2dof/3D/caculate/fkik.py

import math
import numpy as np
import matplotlib.pyplot as plt
from mpl_toolkits.mplot3d import Axes3D
from matplotlib.widgets import Slider

# 设置中文字体
plt.rcParams['font.sans-serif'] = ['SimHei', 'Arial Unicode MS', 'DejaVu Sans']
plt.rcParams['axes.unicode_minus'] = False

class SpatialTwoLinkArm:
    def __init__(self, l1=1.0, l2=1.0):
        self.l1 = l1
        self.l2 = l2
        self.theta1 = 0.0  # 绕Z轴旋转（偏航，Yaw）
        self.theta2 = 0.0  # 绕Y轴旋转（俯仰，Pitch）

        # 创建3D图形
        self.fig = plt.figure(figsize=(10, 8))
        self.ax = self.fig.add_subplot(111, projection='3d')
        self.ax.set_xlim(-2, 2)
        self.ax.set_ylim(-2, 2)
        self.ax.set_zlim(0, 2)
        self.ax.set_xlabel("X")
        self.ax.set_ylabel("Y")
        self.ax.set_zlabel("Z")
        self.ax.set_title("空间两自由度机械臂（绕Z轴 + 绕Y轴俯仰）")
        self.ax.grid(True)

        # 绘制机械臂
        self.line_link1, = self.ax.plot([], [], [], 'b-', linewidth=4, label='连杆1')
        self.line_link2, = self.ax.plot([], [], [], 'r-', linewidth=4, label='连杆2')
        self.joint_point, = self.ax.plot([], [], [], 'go', markersize=8, label='关节2')
        self.end_point, = self.ax.plot([], [], [], 'mo', markersize=8, label='末端执行器')
        self.base_point, = self.ax.plot([0], [0], [0], 'ko', markersize=10, label='基座')

        self.ax.legend()

        # 添加角度显示文本
        self.angle_text = self.ax.text2D(
            0.02, 0.95, '', transform=self.ax.transAxes,
            fontsize=10, bbox=dict(boxstyle="round", facecolor="wheat")
        )

        # 添加滑块控制
        self.slider_ax_theta1 = plt.axes([0.2, 0.1, 0.5, 0.03])
        self.slider_ax_theta2 = plt.axes([0.2, 0.05, 0.5, 0.03])
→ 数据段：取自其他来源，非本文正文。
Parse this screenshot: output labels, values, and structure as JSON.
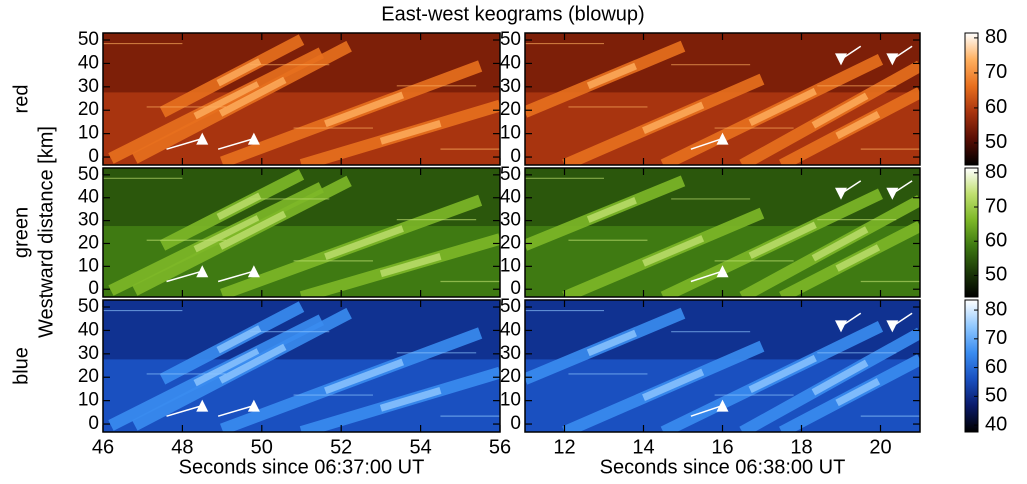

        self.slider_theta1 = Slider(self.slider_ax_theta1, 'θ1(绕Z轴)', -np.pi, np.pi, valinit=0, valfmt="%.2f rad")
        self.slider_theta2 = Slider(self.slider_ax_theta2, 'θ2(俯仰角)', -np.pi/2, np.pi/2, valinit=0, valfmt="%.2f rad")
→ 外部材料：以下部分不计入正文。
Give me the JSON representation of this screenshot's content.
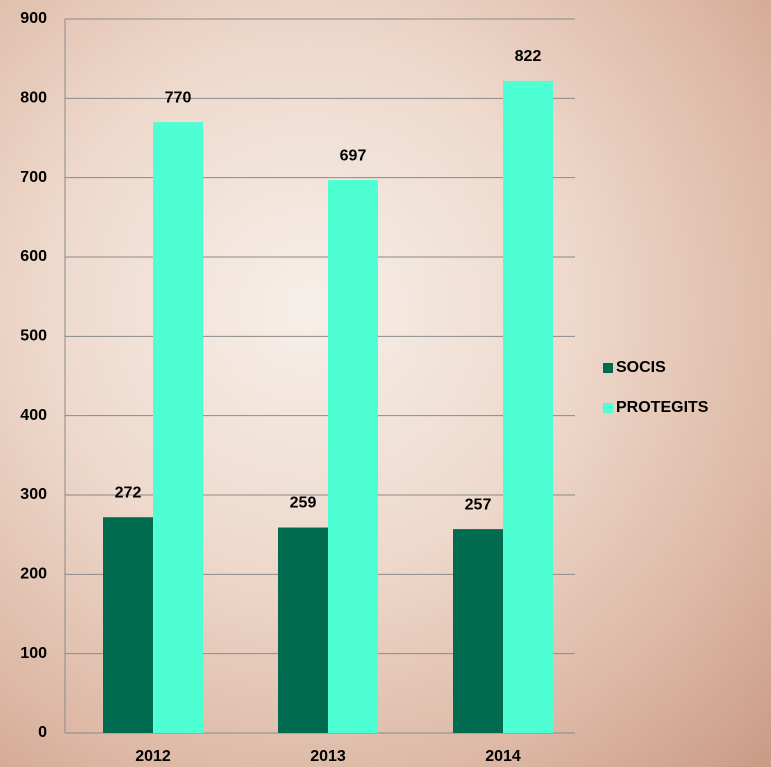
{
  "chart_data": {
    "type": "bar",
    "categories": [
      "2012",
      "2013",
      "2014"
    ],
    "series": [
      {
        "name": "SOCIS",
        "color": "#006b4f",
        "values": [
          272,
          259,
          257
        ]
      },
      {
        "name": "PROTEGITS",
        "color": "#4dffd2",
        "values": [
          770,
          697,
          822
        ]
      }
    ],
    "ylim": [
      0,
      900
    ],
    "yticks": [
      0,
      100,
      200,
      300,
      400,
      500,
      600,
      700,
      800,
      900
    ],
    "grid": true,
    "legend": "right"
  }
}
        self.slider_theta1.on_changed(self.on_slider_change)
        self.slider_theta2.on_changed(self.on_slider_change)

        # 初始绘制
        self.update_plot()

    def rotation_matrix_z(self, theta):
        """绕Z轴旋转矩阵"""
        return np.array([
            [np.cos(theta), -np.sin(theta), 0],
            [np.sin(theta),  np.cos(theta), 0],
            [0,               0,            1]
        ])

    def rotation_matrix_y(self, theta):
        """绕Y轴旋转矩阵"""
        return np.array([
            [np.cos(theta),  0, np.sin(theta)],
            [0,               1,            0],
            [-np.sin(theta), 0, np.cos(theta)]
        ])

    def fk(self, theta1, theta2):
        """正向运动学：返回关节1和末端的位置"""
        # 关节1位置（绕Z旋转后）
        joint1 = np.array([self.l1, 0, 0])
        joint1 = self.rotation_matrix_z(theta1) @ joint1

        # 连杆2的方向：初始沿X轴，先绕Y转θ2，再绕Z转θ1
        link2_dir = np.array([self.l2, 0, 0])
        link2_dir = self.rotation_matrix_z(theta1) @ (self.rotation_matrix_y(theta2) @ link2_dir)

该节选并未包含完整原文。